Bu yıl bize yalnızca olaylar yaşatmadı, duygular öğretti.
Ama güzel olanlardan değil…
Kaygıyı öğretti.
Belirsizliği öğretti.
Ve en çok da kontrol edememe hissini.

Psikolojide buna “öğrenilmiş çaresizlik” denir.
Ne yaparsan yap değişmediğini düşündüğünde, insan önce sesini kısar, sonra beklentilerini…
2025’te tam da bunu yaşadık.
Sokaklarda öfke vardı ama evlerin içinde sessiz bir kabulleniş büyüdü.

Deprem yalnızca fay hatlarını değil, güven duygumuzu da kırdı.
Ekonomi yalnızca cüzdanları değil, gelecek tasavvurunu da daralttı.
Siyaset yalnızca fikirleri değil, insanların birbirine tahammülünü de sertleştirdi.

Ve biz…
Her şeye rağmen sabah kalktık.
Çocukları okula gönderdik.
İşe gittik.
Gülümsedik.

Ama psikoloji şunu söyler:
İnsan her şeye dayanabilir; anlamsızlığa dayanamaz.

2025’in en ağır yükü buydu belki de:
“Bütün bunlar neden oluyor?” sorusunun cevapsız kalması.

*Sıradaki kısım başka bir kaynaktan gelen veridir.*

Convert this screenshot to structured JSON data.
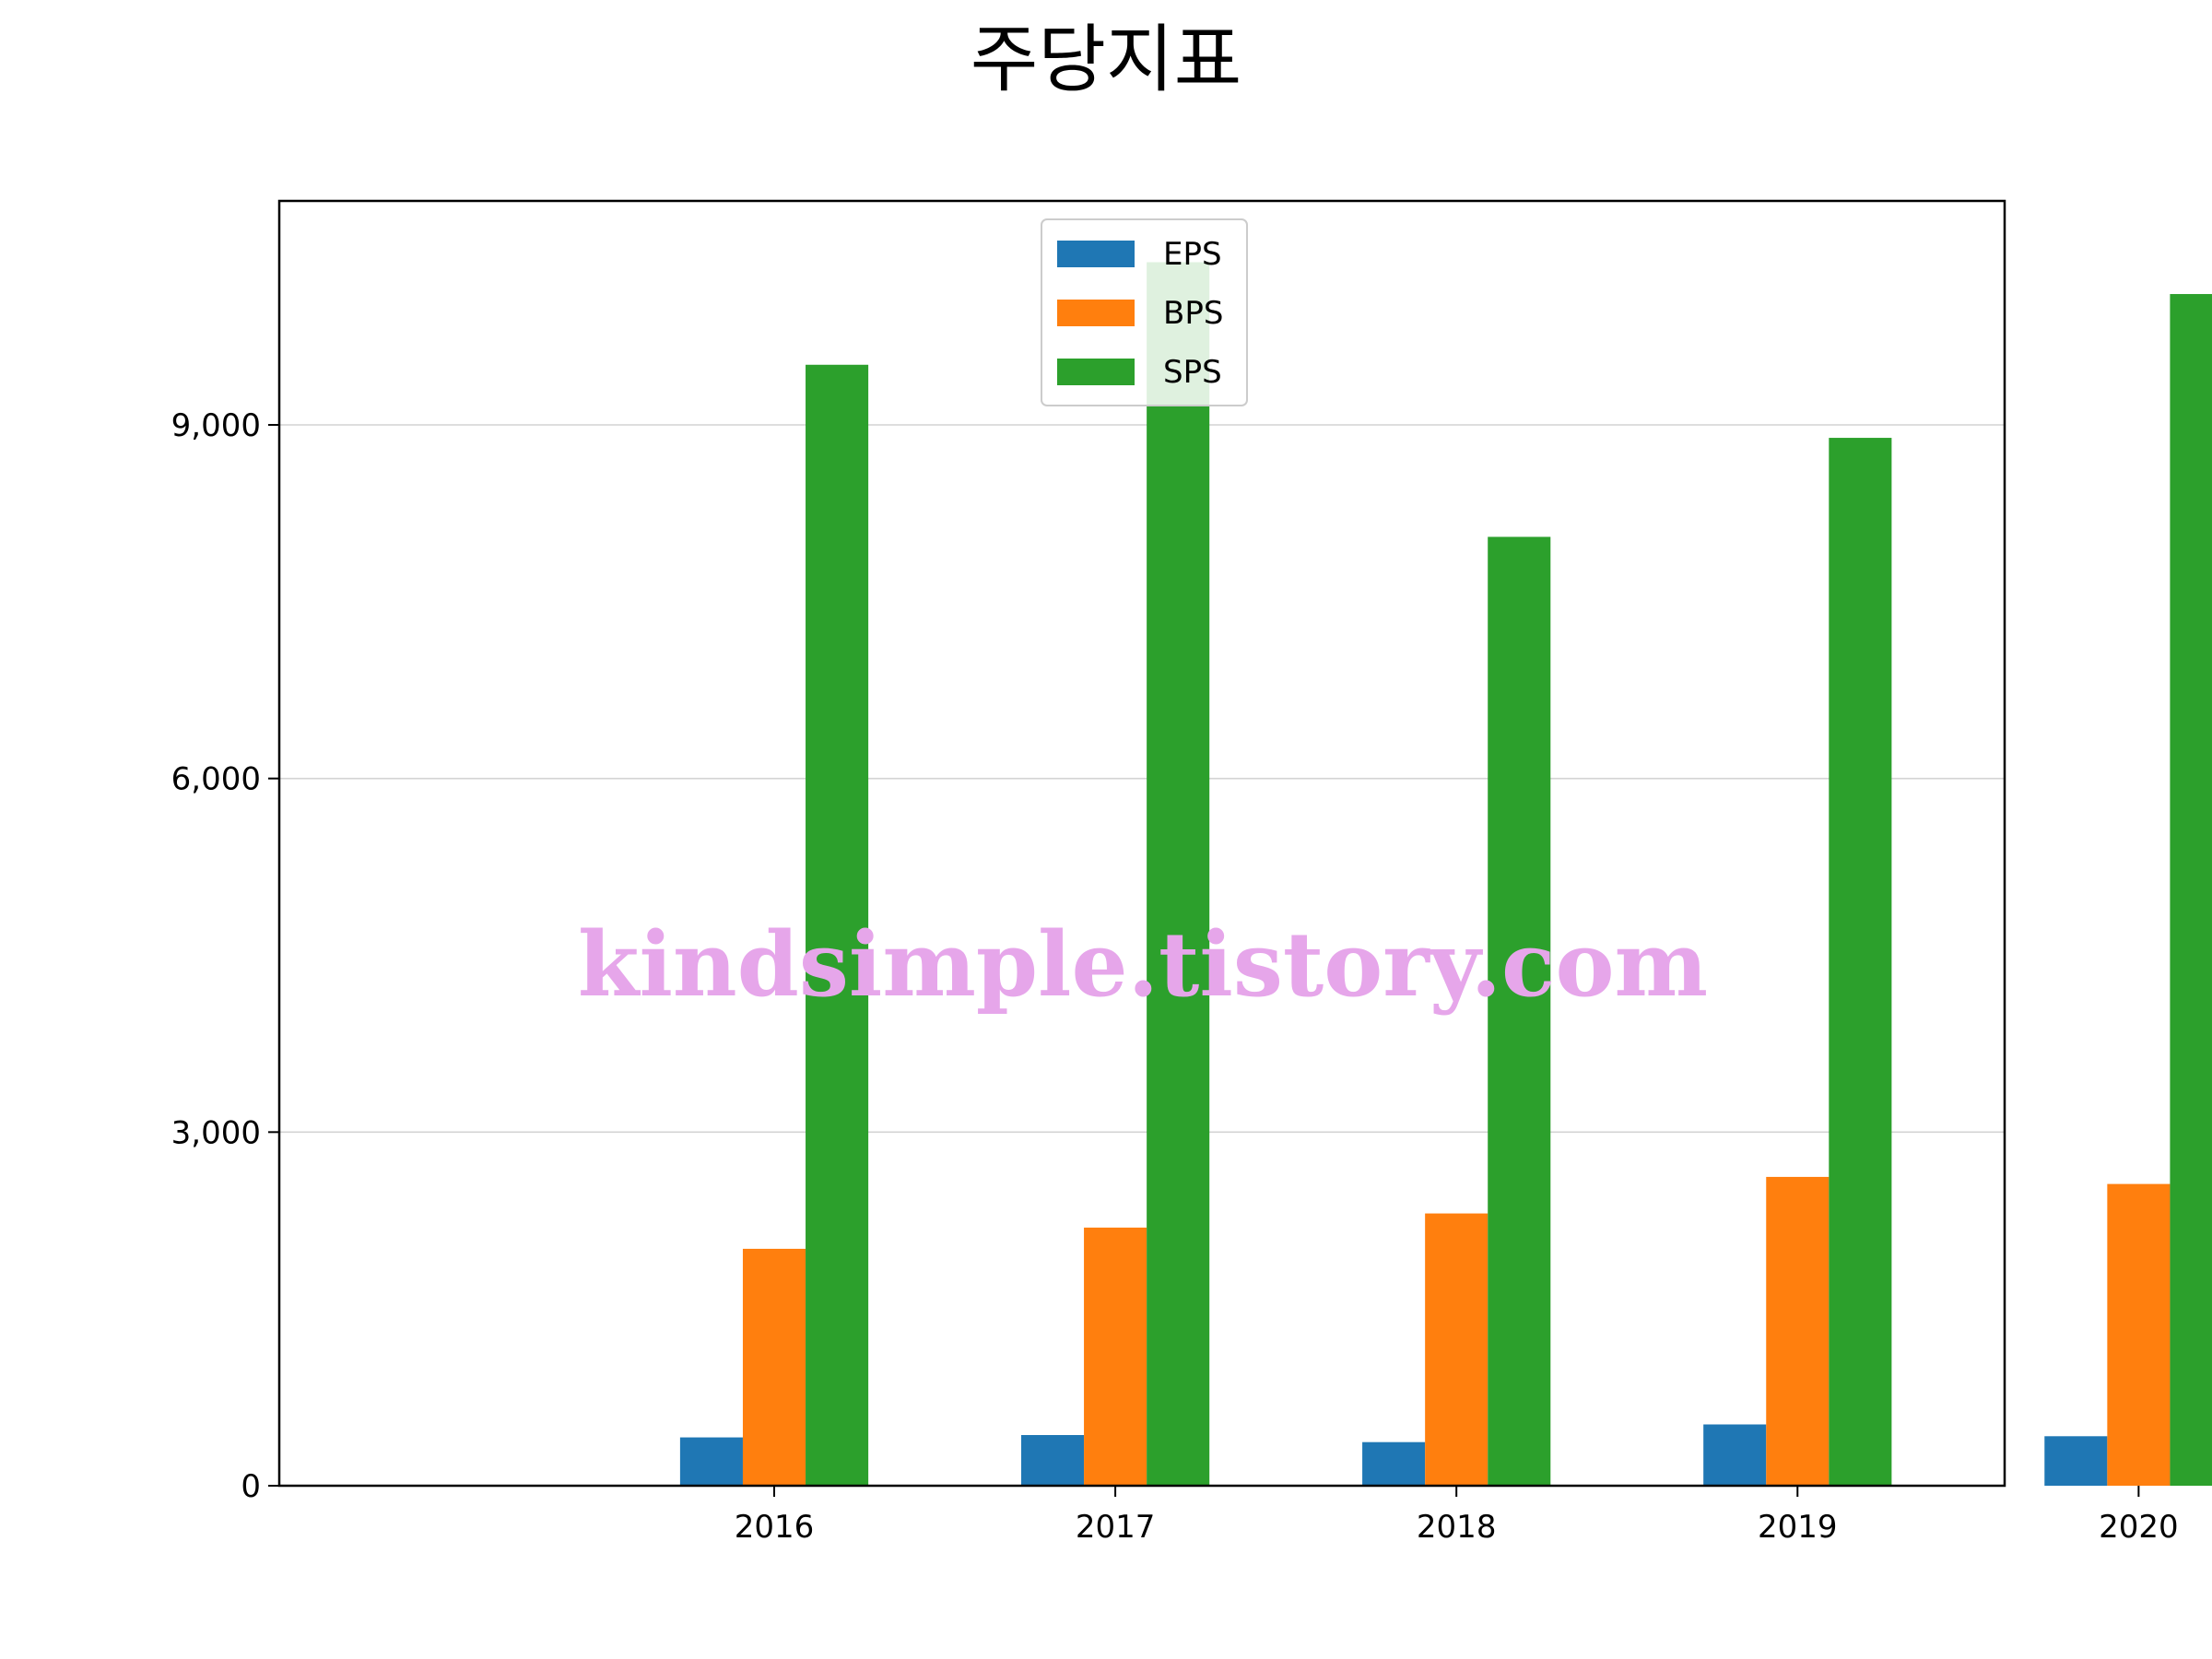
{
  "chart_data": {
    "type": "bar",
    "title": "주당지표",
    "categories": [
      "2016",
      "2017",
      "2018",
      "2019",
      "2020"
    ],
    "series": [
      {
        "name": "EPS",
        "color": "#1f77b4",
        "values": [
          410,
          430,
          370,
          520,
          420
        ]
      },
      {
        "name": "BPS",
        "color": "#ff7f0e",
        "values": [
          2010,
          2190,
          2310,
          2620,
          2560
        ]
      },
      {
        "name": "SPS",
        "color": "#2ca02c",
        "values": [
          9510,
          10380,
          8050,
          8890,
          10110
        ]
      }
    ],
    "ylim": [
      0,
      10900
    ],
    "yticks": [
      0,
      3000,
      6000,
      9000
    ],
    "ytick_labels": [
      "0",
      "3,000",
      "6,000",
      "9,000"
    ],
    "grid": "horizontal",
    "legend_position": "upper-center",
    "watermark": "kindsimple.tistory.com",
    "watermark_color": "#e6a6ea"
  }
}
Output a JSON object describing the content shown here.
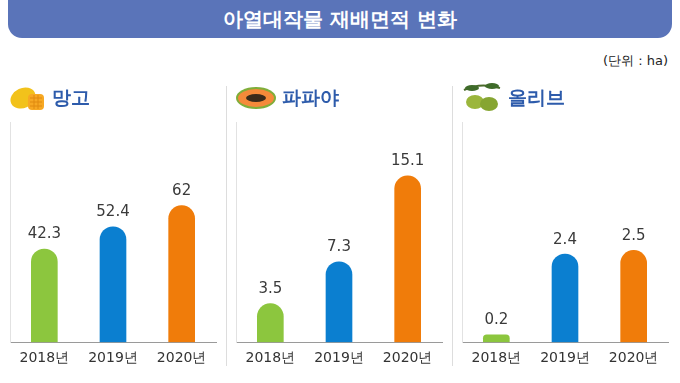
{
  "title": "아열대작물 재배면적 변화",
  "subtitle": "(단위 : ha)",
  "chart_data": [
    {
      "type": "bar",
      "title": "망고",
      "categories": [
        "2018년",
        "2019년",
        "2020년"
      ],
      "values": [
        42.3,
        52.4,
        62
      ],
      "colors": [
        "#8cc63e",
        "#0b7fd0",
        "#f07c0a"
      ],
      "ylim": [
        0,
        100
      ],
      "grid": false,
      "data_labels": true,
      "tick_labels": "x"
    },
    {
      "type": "bar",
      "title": "파파야",
      "categories": [
        "2018년",
        "2019년",
        "2020년"
      ],
      "values": [
        3.5,
        7.3,
        15.1
      ],
      "colors": [
        "#8cc63e",
        "#0b7fd0",
        "#f07c0a"
      ],
      "ylim": [
        0,
        20
      ],
      "grid": false,
      "data_labels": true,
      "tick_labels": "x"
    },
    {
      "type": "bar",
      "title": "올리브",
      "categories": [
        "2018년",
        "2019년",
        "2020년"
      ],
      "values": [
        0.2,
        2.4,
        2.5
      ],
      "colors": [
        "#8cc63e",
        "#0b7fd0",
        "#f07c0a"
      ],
      "ylim": [
        0,
        6
      ],
      "grid": false,
      "data_labels": true,
      "tick_labels": "x"
    }
  ]
}
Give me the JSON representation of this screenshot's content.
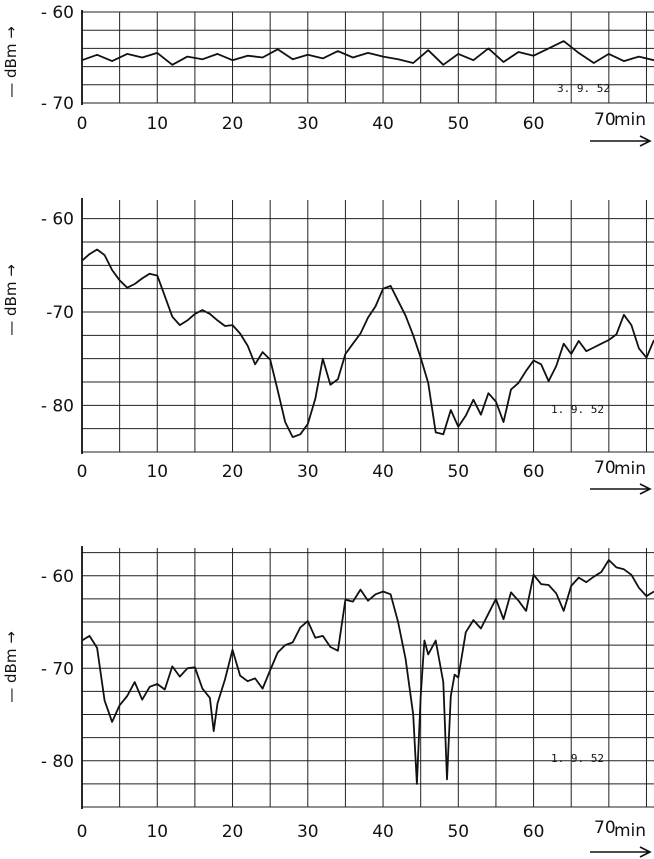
{
  "chart_data": [
    {
      "type": "line",
      "ylabel": "— dBm →",
      "xunit": "min",
      "date_label": "3. 9. 52",
      "xlim": [
        0,
        76
      ],
      "ylim": [
        -70,
        -60
      ],
      "x_ticks": [
        0,
        10,
        20,
        30,
        40,
        50,
        60,
        70
      ],
      "y_ticks": [
        -60,
        -70
      ],
      "tick_labels": [
        "0",
        "10",
        "20",
        "30",
        "40",
        "50",
        "60",
        "70"
      ],
      "ytick_labels": [
        "- 60",
        "- 70"
      ],
      "series": [
        {
          "x": [
            0,
            2,
            4,
            6,
            8,
            10,
            12,
            14,
            16,
            18,
            20,
            22,
            24,
            26,
            28,
            30,
            32,
            34,
            36,
            38,
            40,
            42,
            44,
            46,
            48,
            50,
            52,
            54,
            56,
            58,
            60,
            62,
            64,
            66,
            68,
            70,
            72,
            74,
            76
          ],
          "y": [
            -65.3,
            -64.7,
            -65.4,
            -64.6,
            -65.0,
            -64.5,
            -65.8,
            -64.9,
            -65.2,
            -64.6,
            -65.3,
            -64.8,
            -65.0,
            -64.1,
            -65.2,
            -64.7,
            -65.1,
            -64.3,
            -65.0,
            -64.5,
            -64.9,
            -65.2,
            -65.6,
            -64.2,
            -65.8,
            -64.6,
            -65.3,
            -64.0,
            -65.5,
            -64.4,
            -64.8,
            -64.0,
            -63.2,
            -64.5,
            -65.6,
            -64.6,
            -65.4,
            -64.9,
            -65.3
          ]
        }
      ]
    },
    {
      "type": "line",
      "ylabel": "— dBm →",
      "xunit": "min",
      "date_label": "1. 9. 52",
      "xlim": [
        0,
        76
      ],
      "ylim": [
        -85,
        -58
      ],
      "x_ticks": [
        0,
        10,
        20,
        30,
        40,
        50,
        60,
        70
      ],
      "y_ticks": [
        -60,
        -70,
        -80
      ],
      "tick_labels": [
        "0",
        "10",
        "20",
        "30",
        "40",
        "50",
        "60",
        "70"
      ],
      "ytick_labels": [
        "- 60",
        "-70",
        "- 80"
      ],
      "series": [
        {
          "x": [
            0,
            1,
            2,
            3,
            4,
            5,
            6,
            7,
            8,
            9,
            10,
            11,
            12,
            13,
            14,
            15,
            16,
            17,
            18,
            19,
            20,
            21,
            22,
            23,
            24,
            25,
            26,
            27,
            28,
            29,
            30,
            31,
            32,
            33,
            34,
            35,
            36,
            37,
            38,
            39,
            40,
            41,
            42,
            43,
            44,
            45,
            46,
            47,
            48,
            49,
            50,
            51,
            52,
            53,
            54,
            55,
            56,
            57,
            58,
            59,
            60,
            61,
            62,
            63,
            64,
            65,
            66,
            67,
            68,
            69,
            70,
            71,
            72,
            73,
            74,
            75,
            76
          ],
          "y": [
            -64.5,
            -63.8,
            -63.3,
            -63.9,
            -65.5,
            -66.6,
            -67.4,
            -67.0,
            -66.4,
            -65.9,
            -66.1,
            -68.3,
            -70.5,
            -71.4,
            -70.9,
            -70.2,
            -69.8,
            -70.2,
            -70.9,
            -71.5,
            -71.4,
            -72.3,
            -73.6,
            -75.6,
            -74.3,
            -75.1,
            -78.4,
            -81.8,
            -83.4,
            -83.1,
            -82.0,
            -79.3,
            -75.0,
            -77.8,
            -77.2,
            -74.5,
            -73.4,
            -72.3,
            -70.6,
            -69.4,
            -67.5,
            -67.2,
            -68.8,
            -70.4,
            -72.5,
            -74.9,
            -77.6,
            -82.9,
            -83.1,
            -80.5,
            -82.3,
            -81.1,
            -79.4,
            -81.0,
            -78.7,
            -79.6,
            -81.8,
            -78.3,
            -77.6,
            -76.3,
            -75.2,
            -75.6,
            -77.4,
            -75.8,
            -73.4,
            -74.5,
            -73.1,
            -74.2,
            -73.8,
            -73.4,
            -73.0,
            -72.4,
            -70.3,
            -71.4,
            -73.9,
            -74.9,
            -73.0
          ]
        }
      ]
    },
    {
      "type": "line",
      "ylabel": "— dBm →",
      "xunit": "min",
      "date_label": "1. 9. 52",
      "xlim": [
        0,
        76
      ],
      "ylim": [
        -85,
        -57
      ],
      "x_ticks": [
        0,
        10,
        20,
        30,
        40,
        50,
        60,
        70
      ],
      "y_ticks": [
        -60,
        -70,
        -80
      ],
      "tick_labels": [
        "0",
        "10",
        "20",
        "30",
        "40",
        "50",
        "60",
        "70"
      ],
      "ytick_labels": [
        "- 60",
        "- 70",
        "- 80"
      ],
      "series": [
        {
          "x": [
            0,
            1,
            2,
            3,
            4,
            5,
            6,
            7,
            8,
            9,
            10,
            11,
            12,
            13,
            14,
            15,
            16,
            17,
            17.5,
            18,
            19,
            20,
            21,
            22,
            23,
            24,
            25,
            26,
            27,
            28,
            29,
            30,
            31,
            32,
            33,
            34,
            35,
            36,
            37,
            38,
            39,
            40,
            41,
            42,
            43,
            44,
            44.5,
            45,
            45.5,
            46,
            47,
            48,
            48.5,
            49,
            49.5,
            50,
            51,
            52,
            53,
            54,
            55,
            56,
            57,
            58,
            59,
            60,
            61,
            62,
            63,
            64,
            65,
            66,
            67,
            68,
            69,
            70,
            71,
            72,
            73,
            74,
            75,
            76
          ],
          "y": [
            -67.0,
            -66.5,
            -67.8,
            -73.5,
            -75.8,
            -74.0,
            -73.0,
            -71.5,
            -73.4,
            -72.0,
            -71.7,
            -72.3,
            -69.8,
            -70.9,
            -70.0,
            -69.9,
            -72.2,
            -73.2,
            -76.8,
            -73.8,
            -71.2,
            -68.0,
            -70.8,
            -71.4,
            -71.1,
            -72.2,
            -70.2,
            -68.3,
            -67.5,
            -67.2,
            -65.6,
            -64.9,
            -66.7,
            -66.5,
            -67.7,
            -68.1,
            -62.6,
            -62.8,
            -61.5,
            -62.7,
            -62.0,
            -61.7,
            -62.0,
            -65.0,
            -69.0,
            -75.0,
            -82.5,
            -73.0,
            -67.0,
            -68.5,
            -67.0,
            -71.5,
            -82.0,
            -73.0,
            -70.7,
            -71.0,
            -66.1,
            -64.8,
            -65.7,
            -64.1,
            -62.5,
            -64.7,
            -61.8,
            -62.7,
            -63.8,
            -59.9,
            -60.9,
            -61.0,
            -61.9,
            -63.8,
            -61.1,
            -60.2,
            -60.7,
            -60.1,
            -59.6,
            -58.3,
            -59.1,
            -59.3,
            -59.9,
            -61.3,
            -62.2,
            -61.7
          ]
        }
      ]
    }
  ]
}
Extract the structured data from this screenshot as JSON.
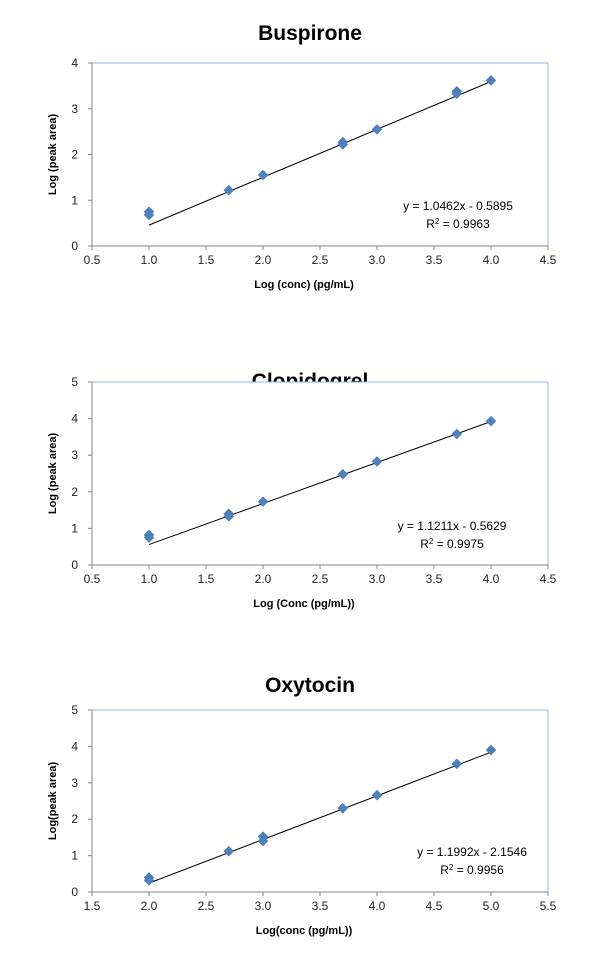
{
  "chart_data": [
    {
      "type": "scatter",
      "title": "Buspirone",
      "xlabel": "Log (conc) (pg/mL)",
      "ylabel": "Log (peak area)",
      "xlim": [
        0.5,
        4.5
      ],
      "ylim": [
        0,
        4
      ],
      "xticks": [
        "0.5",
        "1.0",
        "1.5",
        "2.0",
        "2.5",
        "3.0",
        "3.5",
        "4.0",
        "4.5"
      ],
      "yticks": [
        "0",
        "1",
        "2",
        "3",
        "4"
      ],
      "grid": false,
      "points": [
        [
          1.0,
          0.75
        ],
        [
          1.0,
          0.68
        ],
        [
          1.7,
          1.22
        ],
        [
          2.0,
          1.55
        ],
        [
          2.7,
          2.27
        ],
        [
          2.7,
          2.22
        ],
        [
          3.0,
          2.55
        ],
        [
          3.7,
          3.38
        ],
        [
          3.7,
          3.33
        ],
        [
          4.0,
          3.62
        ]
      ],
      "trendline": {
        "slope": 1.0462,
        "intercept": -0.5895,
        "x_range": [
          1.0,
          4.0
        ]
      },
      "equation": "y = 1.0462x - 0.5895",
      "r2_label": "R",
      "r2_value": " = 0.9963",
      "marker_color": "#4F81BD"
    },
    {
      "type": "scatter",
      "title": "Clopidogrel",
      "xlabel": "Log (Conc (pg/mL))",
      "ylabel": "Log (peak area)",
      "xlim": [
        0.5,
        4.5
      ],
      "ylim": [
        0,
        5
      ],
      "xticks": [
        "0.5",
        "1.0",
        "1.5",
        "2.0",
        "2.5",
        "3.0",
        "3.5",
        "4.0",
        "4.5"
      ],
      "yticks": [
        "0",
        "1",
        "2",
        "3",
        "4",
        "5"
      ],
      "grid": false,
      "points": [
        [
          1.0,
          0.82
        ],
        [
          1.0,
          0.75
        ],
        [
          1.7,
          1.4
        ],
        [
          1.7,
          1.33
        ],
        [
          2.0,
          1.73
        ],
        [
          2.7,
          2.48
        ],
        [
          3.0,
          2.83
        ],
        [
          3.7,
          3.58
        ],
        [
          4.0,
          3.93
        ]
      ],
      "trendline": {
        "slope": 1.1211,
        "intercept": -0.5629,
        "x_range": [
          1.0,
          4.0
        ]
      },
      "equation": "y = 1.1211x - 0.5629",
      "r2_label": "R",
      "r2_value": " = 0.9975",
      "marker_color": "#4F81BD"
    },
    {
      "type": "scatter",
      "title": "Oxytocin",
      "xlabel": "Log(conc (pg/mL))",
      "ylabel": "Log(peak area)",
      "xlim": [
        1.5,
        5.5
      ],
      "ylim": [
        0,
        5
      ],
      "xticks": [
        "1.5",
        "2.0",
        "2.5",
        "3.0",
        "3.5",
        "4.0",
        "4.5",
        "5.0",
        "5.5"
      ],
      "yticks": [
        "0",
        "1",
        "2",
        "3",
        "4",
        "5"
      ],
      "grid": false,
      "points": [
        [
          2.0,
          0.4
        ],
        [
          2.0,
          0.32
        ],
        [
          2.7,
          1.12
        ],
        [
          3.0,
          1.52
        ],
        [
          3.0,
          1.4
        ],
        [
          3.7,
          2.3
        ],
        [
          4.0,
          2.66
        ],
        [
          4.7,
          3.52
        ],
        [
          5.0,
          3.9
        ]
      ],
      "trendline": {
        "slope": 1.1992,
        "intercept": -2.1546,
        "x_range": [
          2.0,
          5.0
        ]
      },
      "equation": "y = 1.1992x - 2.1546",
      "r2_label": "R",
      "r2_value": " = 0.9956",
      "marker_color": "#4F81BD"
    }
  ]
}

Yıl ilerledikçe toplumda başka bir duygu daha yayıldı:
Duygusal uyuşma.
Artık kötü haberler şaşırtmıyor.
Felaketler birkaç gün konuşulup unutuluyor.
Çünkü zihin, hayatta kalmak için hissizleşiyor.

Bu bir güç değil.
Bu bir savunma mekanizması.

2026’ya girerken aslında yeni bir yıl değil, yeni bir ruh hâli arıyoruz.
Daha az tetikte olmak istiyoruz.
Sürekli “bir şey olacak mı” diye beklemeden yaşamak istiyoruz.

İnsanların talebi çok büyük değil:
Güvende hissetmek.
Geleceği tahayyül edebilmek.
Çocuğuna bakarken “acaba” dememek.

Bir toplumun ruh sağlığı, ekonomik tablolardan önce bozulur.
Çünkü umut azaldığında, birey içe çekilir.
İçe çekilen insan konuşmaz.
Konuşmayan insan yalnızlaşır.
Yalnızlaşan toplum ise kendi içinde sessizce dağılır.

2026 bir dönüm noktası olabilir.
Ama bunun için yalnızca yeni kararlar değil, yeni bir dil gerekir.
Yargılamayan, küçümsemeyen, görmezden gelmeyen bir dil.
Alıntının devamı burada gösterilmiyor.